Dans le débat démocratique, il y a, sur la question de l'ISF, les « pro », les « anti », et ceux qui disent, comme nous, qu'il faudrait mettre en place une autre forme d'imposition du patrimoine. Si nous avions un outil supplémentaire pour faire les études d'impact, nous pourrions l'intégrer dans le débat public, sans pour autant qu'il nous contraigne. Ce serait une avancée assez importante.
Pour ce qui concerne le principe de nationalité, nous avons dit dernièrement, en commentant les récentes propositions, que deux principes philosophiques totalement différents étaient en cause, même si le jeu des conventions fiscales en atténue les différences.
Le propre des conventions fiscales est d'éviter les doubles impositions, avant même de lutter contre la fraude. En réalité, par le biais de ces conventions, la double imposition est limitée, et non annulée. Par exemple, dans le système américain, on a le choix de déduire, soit de ses revenus ceux qui sont perçus à l'étranger - même si la déduction est plafonnée -, soit de son impôt américain, sous forme de crédit d'impôt, les impôts payés à l'étranger sur des revenus de source étrangère. Ces ressemblances sont intéressantes à analyser.
Des différences subsistent cependant. Passer d'un système à l'autre représenterait un véritable changement culturel et poserait un problème juridique compliqué, car cela impliquerait, par souci de cohérence, de revisiter l'ensemble des conventions fiscales ; sinon, ces règles seront nécessairement contournées. Par ailleurs, nous risquerions de nous heurter à la jurisprudence européenne.
Il nous semble également, sans avoir expertisé le dispositif, que cela irait à l'encontre de la réalité économique, dans la mesure où la fiscalité est fondée sur le principe suivant : l'imposition a lieu dans le pays où sont perçus les revenus. Nous sommes donc extrêmement réservés sur cette question.
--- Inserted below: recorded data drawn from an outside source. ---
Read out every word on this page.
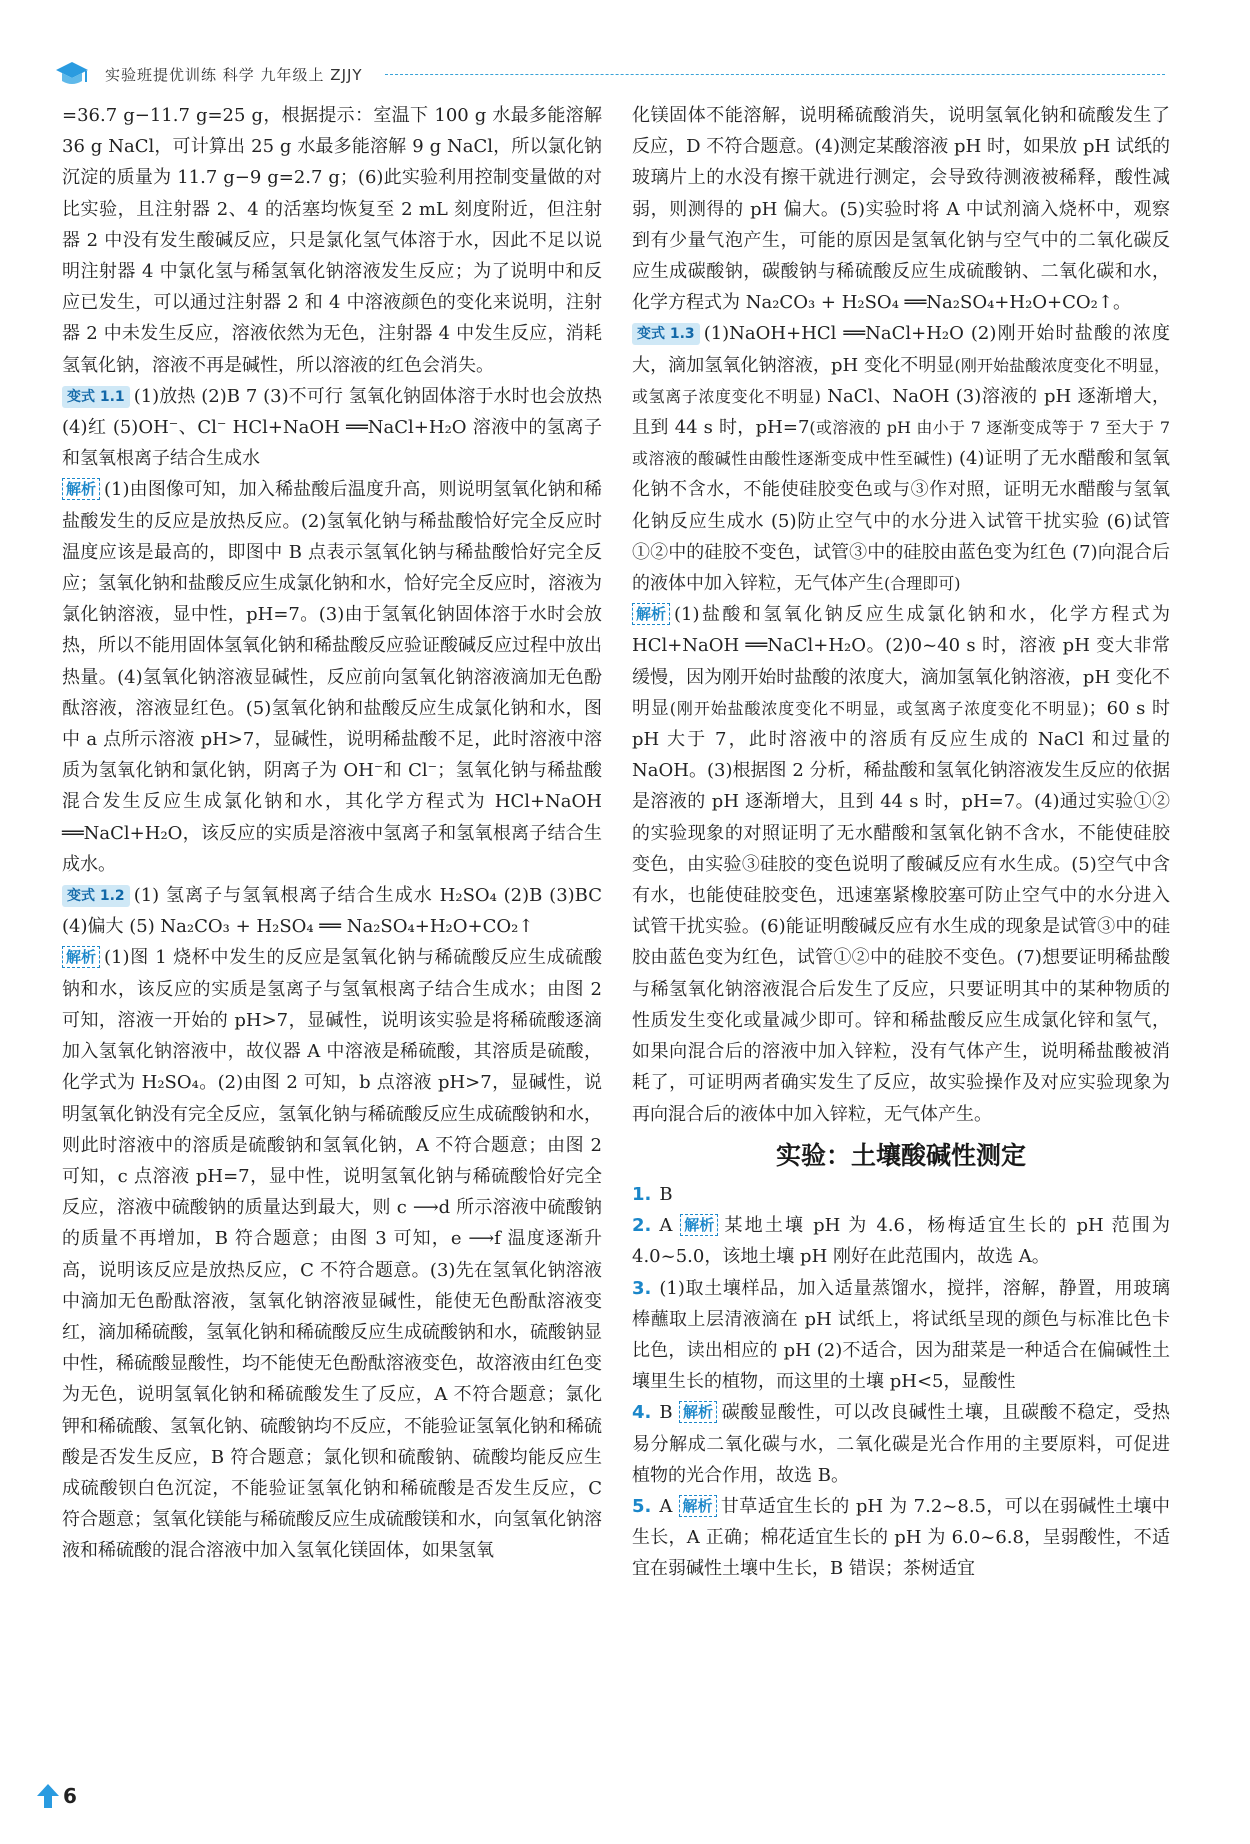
实验班提优训练 科学 九年级上 ZJJY

=36.7 g−11.7 g=25 g，根据提示：室温下 100 g 水最多能溶解 36 g NaCl，可计算出 25 g 水最多能溶解 9 g NaCl，所以氯化钠沉淀的质量为 11.7 g−9 g=2.7 g；(6)此实验利用控制变量做的对比实验，且注射器 2、4 的活塞均恢复至 2 mL 刻度附近，但注射器 2 中没有发生酸碱反应，只是氯化氢气体溶于水，因此不足以说明注射器 4 中氯化氢与稀氢氧化钠溶液发生反应；为了说明中和反应已发生，可以通过注射器 2 和 4 中溶液颜色的变化来说明，注射器 2 中未发生反应，溶液依然为无色，注射器 4 中发生反应，消耗氢氧化钠，溶液不再是碱性，所以溶液的红色会消失。

变式 1.1 (1)放热 (2)B 7 (3)不可行 氢氧化钠固体溶于水时也会放热 (4)红 (5)OH⁻、Cl⁻ HCl+NaOH ══NaCl+H₂O 溶液中的氢离子和氢氧根离子结合生成水

解析 (1)由图像可知，加入稀盐酸后温度升高，则说明氢氧化钠和稀盐酸发生的反应是放热反应。(2)氢氧化钠与稀盐酸恰好完全反应时温度应该是最高的，即图中 B 点表示氢氧化钠与稀盐酸恰好完全反应；氢氧化钠和盐酸反应生成氯化钠和水，恰好完全反应时，溶液为氯化钠溶液，显中性，pH=7。(3)由于氢氧化钠固体溶于水时会放热，所以不能用固体氢氧化钠和稀盐酸反应验证酸碱反应过程中放出热量。(4)氢氧化钠溶液显碱性，反应前向氢氧化钠溶液滴加无色酚酞溶液，溶液显红色。(5)氢氧化钠和盐酸反应生成氯化钠和水，图中 a 点所示溶液 pH>7，显碱性，说明稀盐酸不足，此时溶液中溶质为氢氧化钠和氯化钠，阴离子为 OH⁻和 Cl⁻；氢氧化钠与稀盐酸混合发生反应生成氯化钠和水，其化学方程式为 HCl+NaOH ══NaCl+H₂O，该反应的实质是溶液中氢离子和氢氧根离子结合生成水。

变式 1.2 (1) 氢离子与氢氧根离子结合生成水 H₂SO₄ (2)B (3)BC (4)偏大 (5) Na₂CO₃ + H₂SO₄ ══ Na₂SO₄+H₂O+CO₂↑

解析 (1)图 1 烧杯中发生的反应是氢氧化钠与稀硫酸反应生成硫酸钠和水，该反应的实质是氢离子与氢氧根离子结合生成水；由图 2 可知，溶液一开始的 pH>7，显碱性，说明该实验是将稀硫酸逐滴加入氢氧化钠溶液中，故仪器 A 中溶液是稀硫酸，其溶质是硫酸，化学式为 H₂SO₄。(2)由图 2 可知，b 点溶液 pH>7，显碱性，说明氢氧化钠没有完全反应，氢氧化钠与稀硫酸反应生成硫酸钠和水，则此时溶液中的溶质是硫酸钠和氢氧化钠，A 不符合题意；由图 2 可知，c 点溶液 pH=7，显中性，说明氢氧化钠与稀硫酸恰好完全反应，溶液中硫酸钠的质量达到最大，则 c ⟶d 所示溶液中硫酸钠的质量不再增加，B 符合题意；由图 3 可知，e ⟶f 温度逐渐升高，说明该反应是放热反应，C 不符合题意。(3)先在氢氧化钠溶液中滴加无色酚酞溶液，氢氧化钠溶液显碱性，能使无色酚酞溶液变红，滴加稀硫酸，氢氧化钠和稀硫酸反应生成硫酸钠和水，硫酸钠显中性，稀硫酸显酸性，均不能使无色酚酞溶液变色，故溶液由红色变为无色，说明氢氧化钠和稀硫酸发生了反应，A 不符合题意；氯化钾和稀硫酸、氢氧化钠、硫酸钠均不反应，不能验证氢氧化钠和稀硫酸是否发生反应，B 符合题意；氯化钡和硫酸钠、硫酸均能反应生成硫酸钡白色沉淀，不能验证氢氧化钠和稀硫酸是否发生反应，C 符合题意；氢氧化镁能与稀硫酸反应生成硫酸镁和水，向氢氧化钠溶液和稀硫酸的混合溶液中加入氢氧化镁固体，如果氢氧

化镁固体不能溶解，说明稀硫酸消失，说明氢氧化钠和硫酸发生了反应，D 不符合题意。(4)测定某酸溶液 pH 时，如果放 pH 试纸的玻璃片上的水没有擦干就进行测定，会导致待测液被稀释，酸性减弱，则测得的 pH 偏大。(5)实验时将 A 中试剂滴入烧杯中，观察到有少量气泡产生，可能的原因是氢氧化钠与空气中的二氧化碳反应生成碳酸钠，碳酸钠与稀硫酸反应生成硫酸钠、二氧化碳和水，化学方程式为 Na₂CO₃ + H₂SO₄ ══Na₂SO₄+H₂O+CO₂↑。

变式 1.3 (1)NaOH+HCl ══NaCl+H₂O (2)刚开始时盐酸的浓度大，滴加氢氧化钠溶液，pH 变化不明显(刚开始盐酸浓度变化不明显，或氢离子浓度变化不明显) NaCl、NaOH (3)溶液的 pH 逐渐增大，且到 44 s 时，pH=7(或溶液的 pH 由小于 7 逐渐变成等于 7 至大于 7 或溶液的酸碱性由酸性逐渐变成中性至碱性) (4)证明了无水醋酸和氢氧化钠不含水，不能使硅胶变色或与③作对照，证明无水醋酸与氢氧化钠反应生成水 (5)防止空气中的水分进入试管干扰实验 (6)试管①②中的硅胶不变色，试管③中的硅胶由蓝色变为红色 (7)向混合后的液体中加入锌粒，无气体产生(合理即可)

解析 (1)盐酸和氢氧化钠反应生成氯化钠和水，化学方程式为 HCl+NaOH ══NaCl+H₂O。(2)0~40 s 时，溶液 pH 变大非常缓慢，因为刚开始时盐酸的浓度大，滴加氢氧化钠溶液，pH 变化不明显(刚开始盐酸浓度变化不明显，或氢离子浓度变化不明显)；60 s 时 pH 大于 7，此时溶液中的溶质有反应生成的 NaCl 和过量的 NaOH。(3)根据图 2 分析，稀盐酸和氢氧化钠溶液发生反应的依据是溶液的 pH 逐渐增大，且到 44 s 时，pH=7。(4)通过实验①②的实验现象的对照证明了无水醋酸和氢氧化钠不含水，不能使硅胶变色，由实验③硅胶的变色说明了酸碱反应有水生成。(5)空气中含有水，也能使硅胶变色，迅速塞紧橡胶塞可防止空气中的水分进入试管干扰实验。(6)能证明酸碱反应有水生成的现象是试管③中的硅胶由蓝色变为红色，试管①②中的硅胶不变色。(7)想要证明稀盐酸与稀氢氧化钠溶液混合后发生了反应，只要证明其中的某种物质的性质发生变化或量减少即可。锌和稀盐酸反应生成氯化锌和氢气，如果向混合后的溶液中加入锌粒，没有气体产生，说明稀盐酸被消耗了，可证明两者确实发生了反应，故实验操作及对应实验现象为再向混合后的液体中加入锌粒，无气体产生。

实验：土壤酸碱性测定

1. B

2. A 解析 某地土壤 pH 为 4.6，杨梅适宜生长的 pH 范围为 4.0~5.0，该地土壤 pH 刚好在此范围内，故选 A。

3. (1)取土壤样品，加入适量蒸馏水，搅拌，溶解，静置，用玻璃棒蘸取上层清液滴在 pH 试纸上，将试纸呈现的颜色与标准比色卡比色，读出相应的 pH (2)不适合，因为甜菜是一种适合在偏碱性土壤里生长的植物，而这里的土壤 pH<5，显酸性

4. B 解析 碳酸显酸性，可以改良碱性土壤，且碳酸不稳定，受热易分解成二氧化碳与水，二氧化碳是光合作用的主要原料，可促进植物的光合作用，故选 B。

5. A 解析 甘草适宜生长的 pH 为 7.2~8.5，可以在弱碱性土壤中生长，A 正确；棉花适宜生长的 pH 为 6.0~6.8，呈弱酸性，不适宜在弱碱性土壤中生长，B 错误；茶树适宜

6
Elle présente cependant l'intérêt, selon nous, de mettre au coeur du débat non seulement la question de la mobilité, mais aussi celle des départs pour raisons fiscales.
Si nous ne nous dotons pas d'outil permettant d'éclairer le débat public, mais aussi de mieux contrôler et d'éviter que ceux qui s'expatrient, comme les 193 vrais-faux expatriés fiscaux, ne le fassent réellement, nous ne pourrons pas aller au bout du compte. Nous apportons cet éclairage technique, tout en sachant pertinemment qu'une telle réforme représenterait un changement philosophique très important. Or les changements brutaux s'accommodent mal des évolutions historiques, qui s'inscrivent dans la durée.